You might ask, what’s the good of that? The inferior force may weaken us a little, but not to the point that they can do anything to capitalize on it. So what’s the point?
Two useful effects of the low-intensity strategy.
Was anyone else (besides me) a little nervous when the American president, press, and political class immediately agreed that because America is weary of war, we’re not going to do anything to oppose Russia militarily? Obviously, our war-weariness made Russia’s calculations in the Ukraine a lot easier.
We should not refer to Afghanistan as an on-going “war.”
We should think of Afghanistan as one front in our constant defense.

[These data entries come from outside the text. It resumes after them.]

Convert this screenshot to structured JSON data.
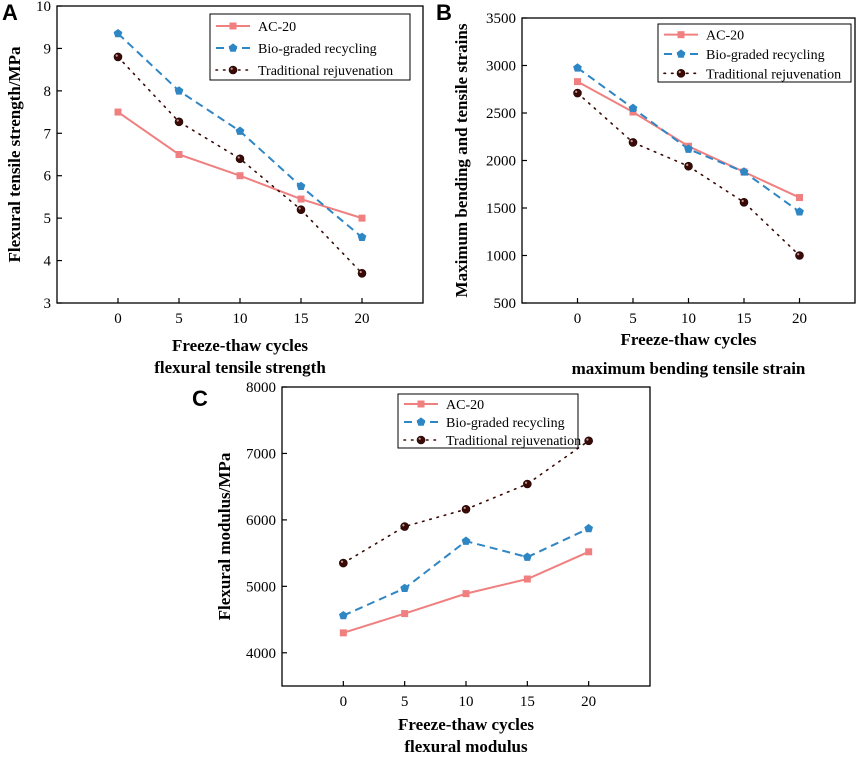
{
  "colors": {
    "ac20": "#f08080",
    "bio": "#2f86c4",
    "trad": "#3a0a06",
    "axis": "#000000"
  },
  "legend_labels": [
    "AC-20",
    "Bio-graded recycling",
    "Traditional rejuvenation"
  ],
  "chart_data": [
    {
      "panel": "A",
      "type": "line",
      "title": "",
      "xlabel": "Freeze-thaw cycles",
      "ylabel": "Flexural tensile strength/MPa",
      "caption": "flexural tensile strength",
      "x": [
        0,
        5,
        10,
        15,
        20
      ],
      "xlim": [
        -5,
        25
      ],
      "ylim": [
        3,
        10
      ],
      "yticks": [
        3,
        4,
        5,
        6,
        7,
        8,
        9,
        10
      ],
      "series": [
        {
          "name": "AC-20",
          "values": [
            7.5,
            6.5,
            6.0,
            5.45,
            5.0
          ]
        },
        {
          "name": "Bio-graded recycling",
          "values": [
            9.35,
            8.0,
            7.05,
            5.75,
            4.55
          ]
        },
        {
          "name": "Traditional rejuvenation",
          "values": [
            8.8,
            7.27,
            6.4,
            5.2,
            3.7
          ]
        }
      ]
    },
    {
      "panel": "B",
      "type": "line",
      "title": "",
      "xlabel": "Freeze-thaw cycles",
      "ylabel": "Maximum bending and tensile strains",
      "caption": "maximum bending tensile strain",
      "x": [
        0,
        5,
        10,
        15,
        20
      ],
      "xlim": [
        -5,
        25
      ],
      "ylim": [
        500,
        3500
      ],
      "yticks": [
        500,
        1000,
        1500,
        2000,
        2500,
        3000,
        3500
      ],
      "series": [
        {
          "name": "AC-20",
          "values": [
            2830,
            2510,
            2150,
            1880,
            1610
          ]
        },
        {
          "name": "Bio-graded recycling",
          "values": [
            2975,
            2550,
            2120,
            1880,
            1460
          ]
        },
        {
          "name": "Traditional rejuvenation",
          "values": [
            2710,
            2190,
            1940,
            1560,
            1000
          ]
        }
      ]
    },
    {
      "panel": "C",
      "type": "line",
      "title": "",
      "xlabel": "Freeze-thaw cycles",
      "ylabel": "Flexural modulus/MPa",
      "caption": "flexural modulus",
      "x": [
        0,
        5,
        10,
        15,
        20
      ],
      "xlim": [
        -5,
        25
      ],
      "ylim": [
        3500,
        8000
      ],
      "yticks": [
        4000,
        5000,
        6000,
        7000,
        8000
      ],
      "series": [
        {
          "name": "AC-20",
          "values": [
            4300,
            4590,
            4890,
            5110,
            5520
          ]
        },
        {
          "name": "Bio-graded recycling",
          "values": [
            4560,
            4970,
            5680,
            5440,
            5870
          ]
        },
        {
          "name": "Traditional rejuvenation",
          "values": [
            5350,
            5900,
            6160,
            6540,
            7190
          ]
        }
      ]
    }
  ]
}
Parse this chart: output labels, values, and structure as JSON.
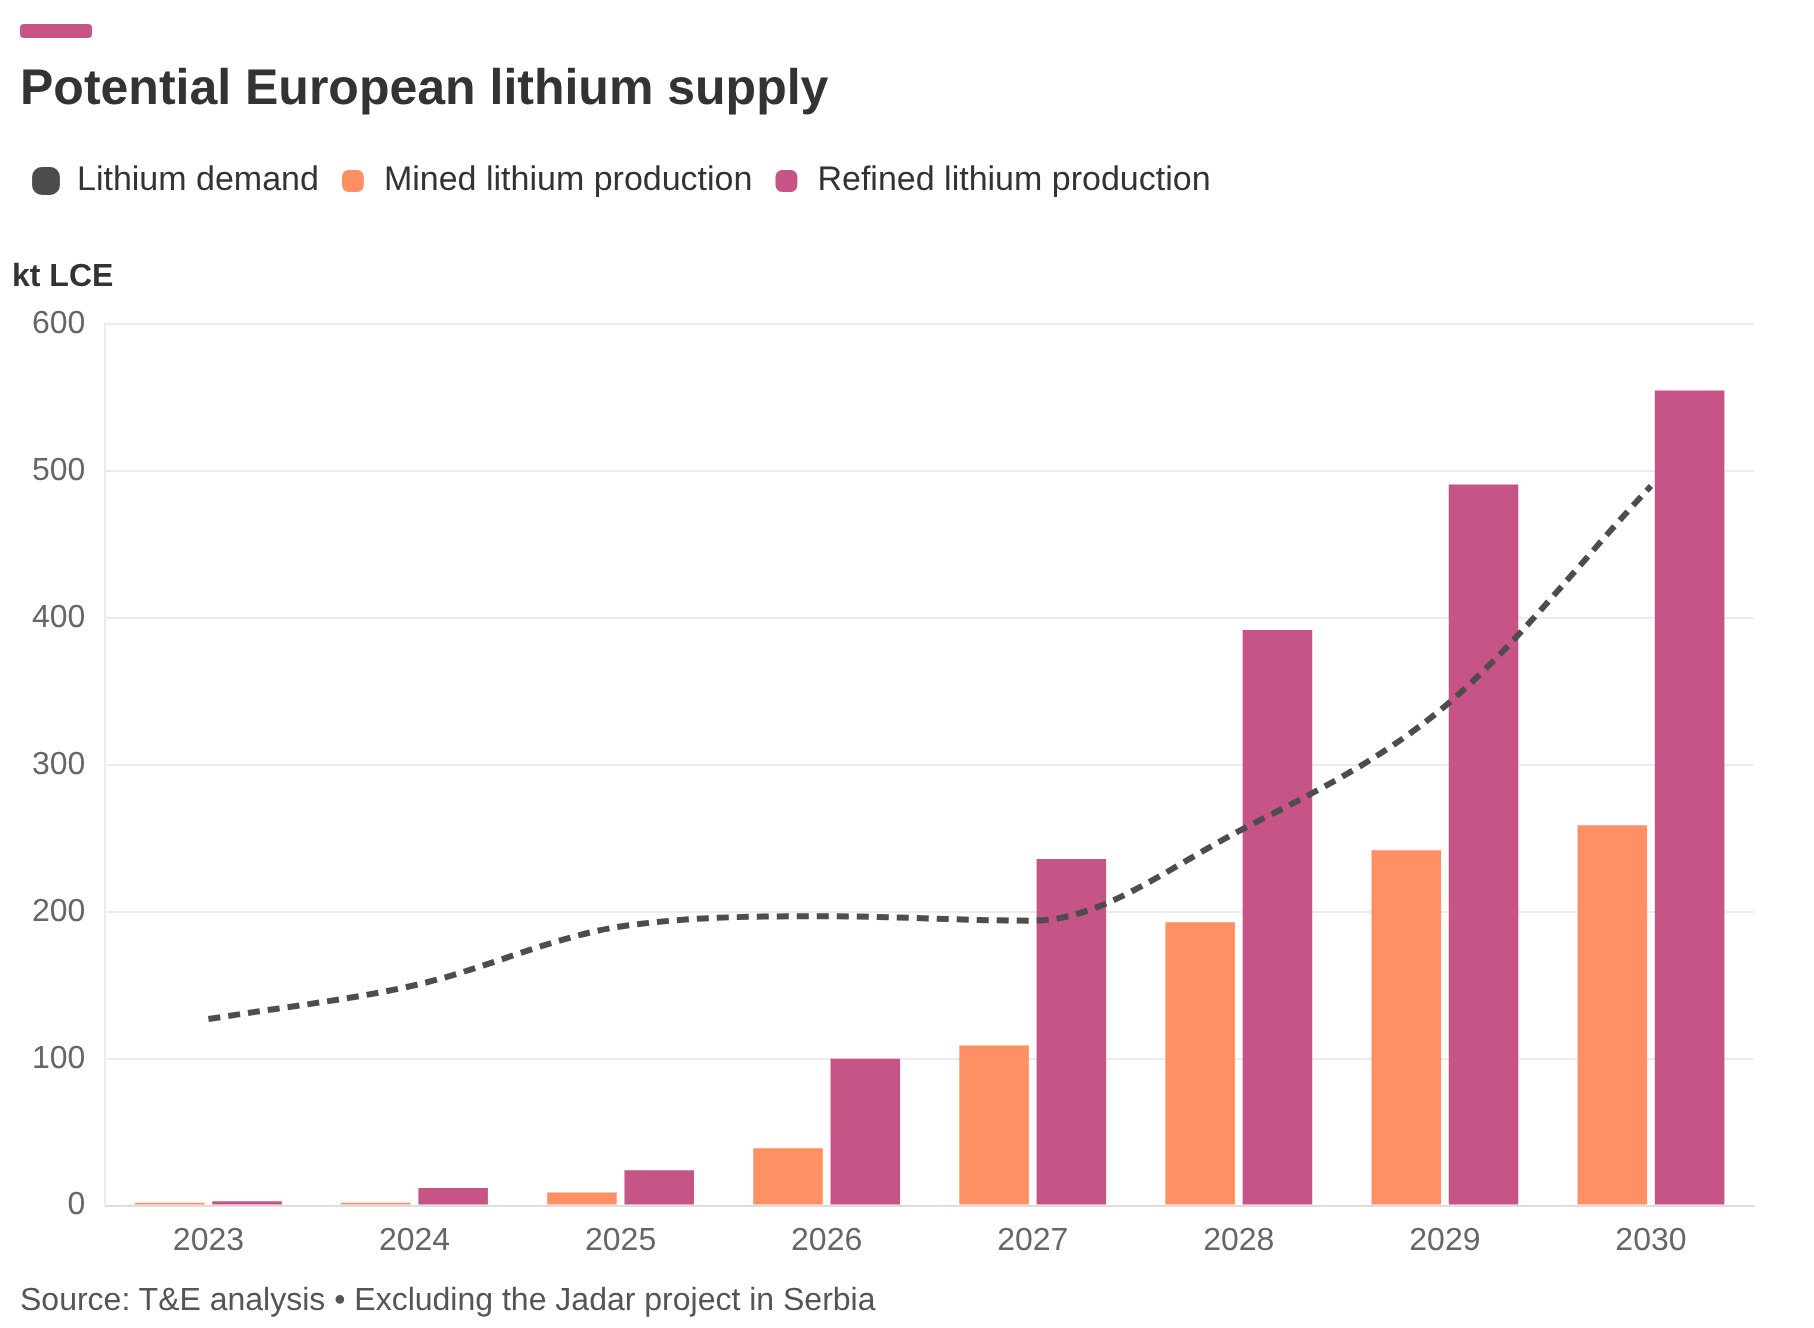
{
  "chart_data": {
    "type": "bar",
    "title": "Potential European lithium supply",
    "ylabel": "kt LCE",
    "categories": [
      "2023",
      "2024",
      "2025",
      "2026",
      "2027",
      "2028",
      "2029",
      "2030"
    ],
    "series": [
      {
        "name": "Lithium demand",
        "type": "line",
        "color": "#4d4d4d",
        "line_style": "dashed",
        "marker": "none",
        "values": [
          127,
          150,
          190,
          197,
          194,
          255,
          340,
          490
        ]
      },
      {
        "name": "Mined lithium production",
        "color": "#ff9064",
        "values": [
          2,
          2,
          9,
          39,
          109,
          193,
          242,
          259
        ]
      },
      {
        "name": "Refined lithium production",
        "color": "#c75487",
        "values": [
          3,
          12,
          24,
          100,
          236,
          392,
          491,
          555
        ]
      }
    ],
    "ylim": [
      0,
      600
    ],
    "yticks": [
      0,
      100,
      200,
      300,
      400,
      500,
      600
    ],
    "grid": "y",
    "legend": "top left",
    "annotations": [
      "Source: T&E analysis • Excluding the Jadar project in Serbia"
    ]
  }
}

What are the “hard-earned gains” Felter keeps referring to? What makes the current Taliban more dangerous than the many other terrorist organizations that hate America? Is the “nascent democracy” that spawned Hamid Karzai any friendlier and less dangerous to us? Is Afghanistan any more troublesome as a breeding ground for terrorists than Saudi Arabia and other supposed allies?
“We’ve got to work on governance.” What about culture? In a democratic government, political actions supposedly represent popular will. So what good does promotion of democracy do for us if we are not also promoting Western values? Does it matter if half the population likes America if they are too afraid or otherwise unwilling to prevent their neighbors from training and funding terrorists?
I’m not convinced that our presence in Afghanistan, politically restrained as it is by multiculturalists and surrounded by state-sponsored terrorism throughout the region, is efficient protection against another 9/11 event.
While I understand the sentiment, it’s hard not to lay such things out openly in a democracy.
Likely there are at least some Americans in addition to myself who are weary of our leaders taking us into wars they have no intention of pursuing to victory. Into which instead they pour away American blood and treasure in a dilatory and feckless manner for over a decade.
If we stay in Afghanistan for 100 years, within six months of our departure it will be as if we were never there.
We should have gone in, killed everyone who needed killing, broken everything that needed breaking, had a come to Jesus meeting with whatever tribal elders and warlords were left and told them “next time we come back, it’ll be with B-2s, cruise missiles, screw the civilian casualties, and we know where you live.” And left. Two years max, “hit it and quit it.”
It should have been entirely a punitive expedition, skip the futile exercise in nation-building.
All we’re doing now is wasting American lives. Since our political class clearly lacks the moral courage to fight to win, we need to contrive a way to leave as quickly as possible.
1. We invaded Afghanistan with a mere 2 brigades and then hired mercenaries. That was a recipe for failure.
2. We put an emphasis on special forces, per the dogma from Rumsfeld/Cheney, and forgot that special forces can do small operations and can help train militaries but the very nature of special forces precludes them from occupying a nation.
3. Afghanistan has been invaded over and over through the centuries and has lost again and again just like now, to their invaders only to have the invaders realize that there is no reason anyone should live there. It is the definition of nowhere, right in the middle of nowhere. There is nothing there, there is nothing to get to on the other side through its roads or rivers, and the people living there have done nothing to make the place worth keeping.
4. We have rewarded Afghans with arms and money after they supported the terrorists that attacked us. Why would any nation on Earth be dissuaded from doing the same? We don’t need their hearts and minds. They have nothing to offer us (see #3 above), so we should have punished them severely, toppled their government, and then left. Sticking around just let their government make us into their puppet government.